I’ll finish with the text by the art historian Dr. Harald Hinz who looks at Zelle Asphaltkultur’s Kulturkampf piece. Here they simply painted ‘Kultur:Kampf’ in huge letters across a wall. Hinz observes the apparently spontaneous reaction to it. This involved someone painting over the letters and spraying a range of left-wing symbols and clichés over it. In retaliation someone else then sprayed a range of right-wing slogans over that. Hinz dismisses the ignorance of these actions by people who fail to grasp the “visual synthesis (that) is given in the discourse”. Instead by resorting to graffiti they demonstrate “their usual level of intellectual refinement.” However the reaction to the original piece seems contrived. When does the hammer & sickle ever get put up alongside the Anarchist symbol? Why do the opposing ideologues only erase the original graffiti rather than each others? Also the same hammer & sickle and Anarchy sign appear over another ZA piece at the end of the journal too.

Besides, radical political graffiti in Germany has a long history that goes back to a time of real and violent political struggle on the streets. It seems hypocritical to dismiss it as unrefined when promoting another type of graffiti that, as Lasarzik points out, also grew out of the “neglected city areas and social issues” of its time.

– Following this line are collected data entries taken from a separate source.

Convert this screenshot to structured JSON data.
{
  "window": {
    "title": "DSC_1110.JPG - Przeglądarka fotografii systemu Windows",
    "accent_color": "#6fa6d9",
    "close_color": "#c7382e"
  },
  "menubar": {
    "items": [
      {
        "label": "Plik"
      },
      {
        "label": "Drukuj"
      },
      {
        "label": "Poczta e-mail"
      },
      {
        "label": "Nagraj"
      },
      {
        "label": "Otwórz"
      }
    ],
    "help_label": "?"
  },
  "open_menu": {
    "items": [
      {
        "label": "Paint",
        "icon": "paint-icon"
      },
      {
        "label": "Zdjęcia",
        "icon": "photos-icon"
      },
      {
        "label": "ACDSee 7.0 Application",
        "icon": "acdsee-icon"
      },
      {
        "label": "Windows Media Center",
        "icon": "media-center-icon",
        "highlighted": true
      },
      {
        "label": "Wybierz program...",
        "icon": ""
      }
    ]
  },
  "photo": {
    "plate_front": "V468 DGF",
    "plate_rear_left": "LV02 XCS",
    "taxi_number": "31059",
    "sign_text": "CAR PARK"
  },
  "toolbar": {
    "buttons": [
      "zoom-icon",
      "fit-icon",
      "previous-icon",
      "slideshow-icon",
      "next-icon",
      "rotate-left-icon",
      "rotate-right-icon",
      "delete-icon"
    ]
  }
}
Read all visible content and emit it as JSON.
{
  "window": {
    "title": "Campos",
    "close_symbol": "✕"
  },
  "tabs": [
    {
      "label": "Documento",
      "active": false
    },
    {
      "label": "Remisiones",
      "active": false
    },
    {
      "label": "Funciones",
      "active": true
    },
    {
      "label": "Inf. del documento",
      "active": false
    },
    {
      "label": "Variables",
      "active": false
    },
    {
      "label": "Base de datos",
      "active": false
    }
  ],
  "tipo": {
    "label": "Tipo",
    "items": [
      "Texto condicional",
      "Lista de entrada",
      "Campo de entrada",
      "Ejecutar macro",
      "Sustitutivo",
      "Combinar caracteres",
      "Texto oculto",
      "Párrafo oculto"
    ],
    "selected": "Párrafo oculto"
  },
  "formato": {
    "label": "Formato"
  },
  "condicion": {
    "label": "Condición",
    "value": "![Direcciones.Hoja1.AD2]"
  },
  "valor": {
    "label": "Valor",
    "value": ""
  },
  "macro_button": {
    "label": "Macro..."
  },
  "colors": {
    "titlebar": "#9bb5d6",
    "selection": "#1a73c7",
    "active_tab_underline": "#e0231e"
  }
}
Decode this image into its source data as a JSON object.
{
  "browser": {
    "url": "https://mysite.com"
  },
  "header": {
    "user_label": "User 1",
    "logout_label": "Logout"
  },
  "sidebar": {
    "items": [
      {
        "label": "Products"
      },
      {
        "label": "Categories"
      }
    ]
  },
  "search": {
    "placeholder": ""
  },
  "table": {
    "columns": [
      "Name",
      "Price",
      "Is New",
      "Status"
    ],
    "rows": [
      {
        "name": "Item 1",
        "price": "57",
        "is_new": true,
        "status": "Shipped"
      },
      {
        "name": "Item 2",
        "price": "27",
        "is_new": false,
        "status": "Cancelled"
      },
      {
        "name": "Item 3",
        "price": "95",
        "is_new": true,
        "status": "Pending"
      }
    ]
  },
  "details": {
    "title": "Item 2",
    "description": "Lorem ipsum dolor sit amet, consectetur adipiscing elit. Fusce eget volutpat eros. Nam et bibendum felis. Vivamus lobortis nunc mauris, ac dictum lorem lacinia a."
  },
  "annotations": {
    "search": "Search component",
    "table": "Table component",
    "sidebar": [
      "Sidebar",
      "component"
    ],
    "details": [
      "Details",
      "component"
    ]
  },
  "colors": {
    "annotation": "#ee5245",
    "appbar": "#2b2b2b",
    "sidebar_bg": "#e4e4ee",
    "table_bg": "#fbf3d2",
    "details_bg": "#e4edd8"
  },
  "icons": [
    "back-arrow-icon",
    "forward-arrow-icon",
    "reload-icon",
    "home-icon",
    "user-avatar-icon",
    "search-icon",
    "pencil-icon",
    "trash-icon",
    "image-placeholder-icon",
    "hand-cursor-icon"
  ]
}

From the magazine I get a sense of boredom with the conventions of graffiti and a desire to do something different by the Zelle Asphaltkultur cell. They have original ideas and do some proper hardcore actions. Overall the journal is an interesting read, nicely produced, and the few photos illustrate the text well too. However Wir stehen bereit does come across as a bit pretentious at times. The musings of art critics aren’t my first choice of reading and I found some of the over-complicated language unnecessary and hard to read. I don’t mean the odd long word but whole sentences the meaning of which were difficult to understand.